In this retrospective, multicenter study, we investigated the impact of statin’s use on the outcome of critically ill patients with COVID-19. Additionally, we evaluated the statins’ effects on the ICU-acquired complications, including safety outcomes. After using cox proportional hazards regression analysis, patients who received statins had a lower 30-day mortality (HR 0.75 (95% CI 0.58, 0.98), P = 0.03) as well as in-hospital mortality (HR 0.69 (95% CI 0.54, 0.89), P = 0.004). Also, patients who received statins had significantly lower hospital-acquired pneumonia and inflammatory markers with no difference in liver injury (P = 0.05).
This study demonstrated that statin therapy in ICU patients with COVID-19 was associated with reduced risks of 30-day and all cause in-hospital mortality. This benefit of statin might be attributed to its pleiotropic anti-inflammatory properties reducing the CPR levels and interleukin-6. These inflammatory markers are known to increase during COVID-19 disease and increase the risk of mortality. In addition, statins have an antioxidant effect and improves endothelial dysfunction, which might help decrease the CV events due to the hyper-coagulopathy status during the course of COVID-19. Theoretically, statins can help reduce the cytokine storm that is usually associated with the poor prognosis of patients infected with COVID-19 . They could also help in up-regulating ACE receptors, thus protecting the lung tissues from the harmful effects of the coronavirus. Similar to our findings, a meta-analysis conducted by Kow et al. reported a significant reduction in fatal or severe COVID-19 disease with the use of statins. However, not all the included studies in this meta-analysis had critically ill patients in their study population. On the other hand, another meta-analysis by Scheen et al. and an observational study by Russo et al. showed that the use of statins was not associated with mortality benefits in patients with COVID-19.[29, 30] This variation from our findings might be because studies were underpowered to detect such a difference[22, 30]. Also, they only included non-severe COVID-19 cases compared to our study that evaluated critically ill patients. A randomized controlled trial (INSPIRATION-statin trial) presented in the American College of Cardiology Virtual Annual Scientific Session (ACC 2021) comparing atorvastatin 20 mg daily vs. placebo showed that initiating statin in critically ill patients with COVID-19 was not associated with improvement in the primary outcome (all-cause death, venous or arterial thrombosis, or treatment with extracorporeal membrane oxygenation) However, we are still awaiting the full report.
We found that the use of statins was not associated with any significant reduction in MVFD or in preventing respiratory failures that require MV eventually. Contrary to our findings, a preliminary study demonstrated a significant reduction in the risk of MV in patients using statin among patients infected with COVID-19 . It is noteworthy that that study included non-ICU patients with COVID-19. Additionally, we observed that critically ill patients who received statins had significantly longer ICU and in-hospital LOS. The higher survival rate could explain the prolonged ICU and hospital LOS in our cohort in the statins group due to several proposed mechanisms such as anti-inflammatory, pleiotropic effects, and antibacterial or antiviral effects[15–18]. Another explanation, the more prolonged ICU and in-hospital LOS may be secondary to higher odds of secondary fungal infection in patients who received statin therapy.

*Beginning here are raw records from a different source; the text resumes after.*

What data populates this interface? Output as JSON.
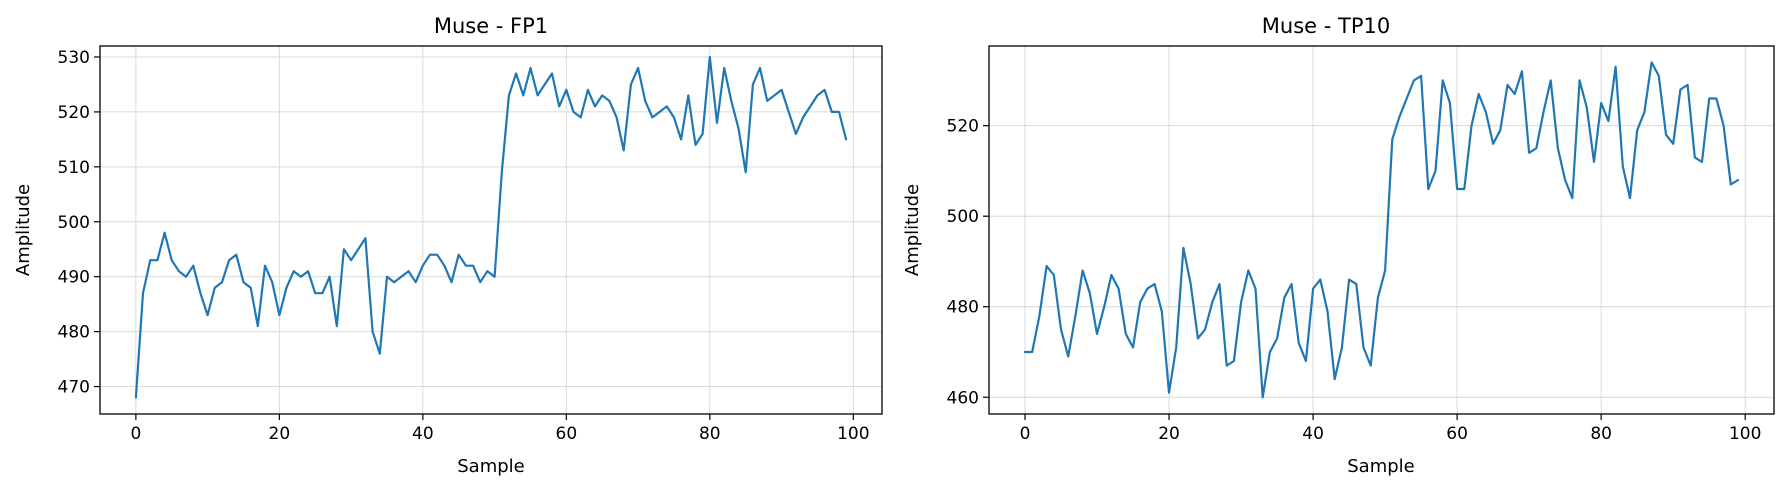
{
  "colors": {
    "series": "#1f77b4",
    "grid": "#d9d9d9",
    "background": "#ffffff"
  },
  "chart_data": [
    {
      "type": "line",
      "title": "Muse - FP1",
      "xlabel": "Sample",
      "ylabel": "Amplitude",
      "xlim": [
        -5,
        104
      ],
      "ylim": [
        465,
        532
      ],
      "xticks": [
        0,
        20,
        40,
        60,
        80,
        100
      ],
      "yticks": [
        470,
        480,
        490,
        500,
        510,
        520,
        530
      ],
      "grid": true,
      "series": [
        {
          "x": [
            0,
            1,
            2,
            3,
            4,
            5,
            6,
            7,
            8,
            9,
            10,
            11,
            12,
            13,
            14,
            15,
            16,
            17,
            18,
            19,
            20,
            21,
            22,
            23,
            24,
            25,
            26,
            27,
            28,
            29,
            30,
            31,
            32,
            33,
            34,
            35,
            36,
            37,
            38,
            39,
            40,
            41,
            42,
            43,
            44,
            45,
            46,
            47,
            48,
            49,
            50,
            51,
            52,
            53,
            54,
            55,
            56,
            57,
            58,
            59,
            60,
            61,
            62,
            63,
            64,
            65,
            66,
            67,
            68,
            69,
            70,
            71,
            72,
            73,
            74,
            75,
            76,
            77,
            78,
            79,
            80,
            81,
            82,
            83,
            84,
            85,
            86,
            87,
            88,
            89,
            90,
            91,
            92,
            93,
            94,
            95,
            96,
            97,
            98,
            99
          ],
          "values": [
            468,
            487,
            493,
            493,
            498,
            493,
            491,
            490,
            492,
            487,
            483,
            488,
            489,
            493,
            494,
            489,
            488,
            481,
            492,
            489,
            483,
            488,
            491,
            490,
            491,
            487,
            487,
            490,
            481,
            495,
            493,
            495,
            497,
            480,
            476,
            490,
            489,
            490,
            491,
            489,
            492,
            494,
            494,
            492,
            489,
            494,
            492,
            492,
            489,
            491,
            490,
            509,
            523,
            527,
            523,
            528,
            523,
            525,
            527,
            521,
            524,
            520,
            519,
            524,
            521,
            523,
            522,
            519,
            513,
            525,
            528,
            522,
            519,
            520,
            521,
            519,
            515,
            523,
            514,
            516,
            530,
            518,
            528,
            522,
            517,
            509,
            525,
            528,
            522,
            523,
            524,
            520,
            516,
            519,
            521,
            523,
            524,
            520,
            520,
            515
          ]
        }
      ]
    },
    {
      "type": "line",
      "title": "Muse - TP10",
      "xlabel": "Sample",
      "ylabel": "Amplitude",
      "xlim": [
        -5,
        104
      ],
      "ylim": [
        456.3,
        537.6
      ],
      "xticks": [
        0,
        20,
        40,
        60,
        80,
        100
      ],
      "yticks": [
        460,
        480,
        500,
        520
      ],
      "grid": true,
      "series": [
        {
          "x": [
            0,
            1,
            2,
            3,
            4,
            5,
            6,
            7,
            8,
            9,
            10,
            11,
            12,
            13,
            14,
            15,
            16,
            17,
            18,
            19,
            20,
            21,
            22,
            23,
            24,
            25,
            26,
            27,
            28,
            29,
            30,
            31,
            32,
            33,
            34,
            35,
            36,
            37,
            38,
            39,
            40,
            41,
            42,
            43,
            44,
            45,
            46,
            47,
            48,
            49,
            50,
            51,
            52,
            53,
            54,
            55,
            56,
            57,
            58,
            59,
            60,
            61,
            62,
            63,
            64,
            65,
            66,
            67,
            68,
            69,
            70,
            71,
            72,
            73,
            74,
            75,
            76,
            77,
            78,
            79,
            80,
            81,
            82,
            83,
            84,
            85,
            86,
            87,
            88,
            89,
            90,
            91,
            92,
            93,
            94,
            95,
            96,
            97,
            98,
            99
          ],
          "values": [
            470,
            470,
            478,
            489,
            487,
            475,
            469,
            478,
            488,
            483,
            474,
            480,
            487,
            484,
            474,
            471,
            481,
            484,
            485,
            479,
            461,
            471,
            493,
            485,
            473,
            475,
            481,
            485,
            467,
            468,
            481,
            488,
            484,
            460,
            470,
            473,
            482,
            485,
            472,
            468,
            484,
            486,
            479,
            464,
            471,
            486,
            485,
            471,
            467,
            482,
            488,
            517,
            522,
            526,
            530,
            531,
            506,
            510,
            530,
            525,
            506,
            506,
            520,
            527,
            523,
            516,
            519,
            529,
            527,
            532,
            514,
            515,
            523,
            530,
            515,
            508,
            504,
            530,
            524,
            512,
            525,
            521,
            533,
            511,
            504,
            519,
            523,
            534,
            531,
            518,
            516,
            528,
            529,
            513,
            512,
            526,
            526,
            520,
            507,
            508
          ]
        }
      ]
    }
  ]
}
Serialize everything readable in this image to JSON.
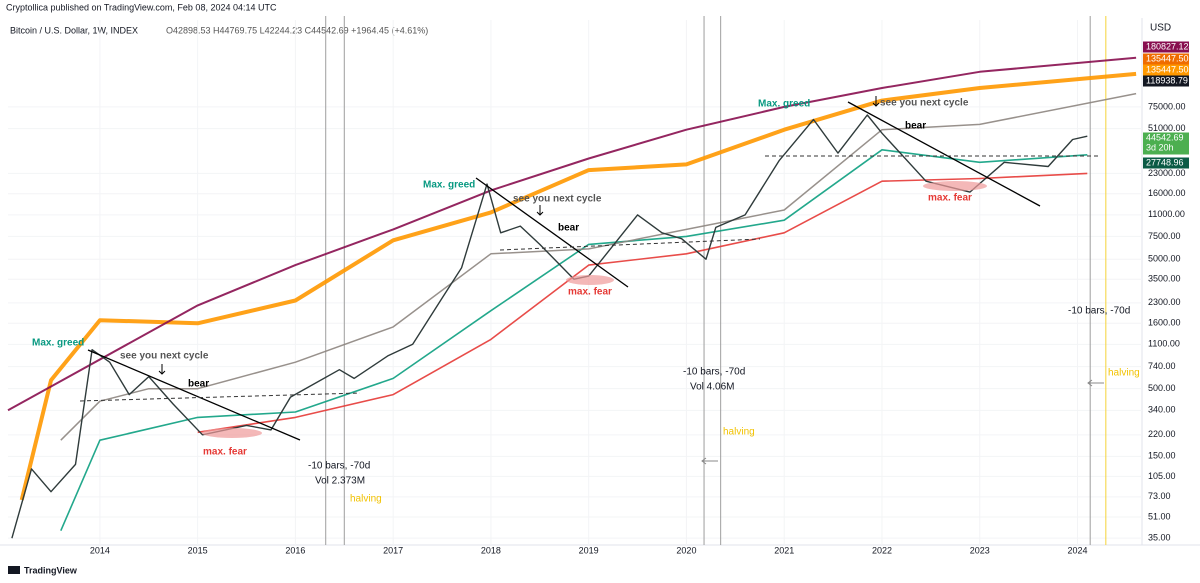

Besides the observed survival benefits in our study with statins therapy use in critically ill patients with COVID-19, we did not report any safety concerns related to statins' side effects or complications. Even though earlier reports from a cohort of 1099 patients with COVID-19 from China showed that up to 39.4% had AST > 40 U/L and 28.1% had ALT > 40 U/L, and most of these elevations occurred in critical COVID-19 cases. We did not find any significant differences in liver injury among the statins and non-statins critically ill groups with COVID-19. Statin showed a good safety profile in our cohort. Still, its use might be hindered by clinicians' reluctance to utilize it in critically ill patients with COVID-19 due to (liver injury, myotoxicity, and rhabdomyolysis-related kidney injury). Therefore, continuing statin therapy as primary or secondary prevention is advisable prior to ICU admission and during ICU stay unless contraindicated.
We believe that our multicenter cohort study is one of few studies that evaluated statins' clinical and safety outcomes in COVID-19 critically ill patients using propensity score matching and multiple regression analysis to minimize the bias. Nevertheless, we also determined some limitations in our study. The retrospective nature of our study may have been affected by missing documentation that could be translated to unmeasured confounders. Also, the medication history use before admission might be affected by limited reconciliation during COVID-19 pandemics. Even though we observed mortality benefits, we did not assess the long-term benefit of statin use after COVID-19 survival. Thus a large randomized controlled trial is needed to investigate the efficacy and safety of statin use in critically ill patients with COVID-19.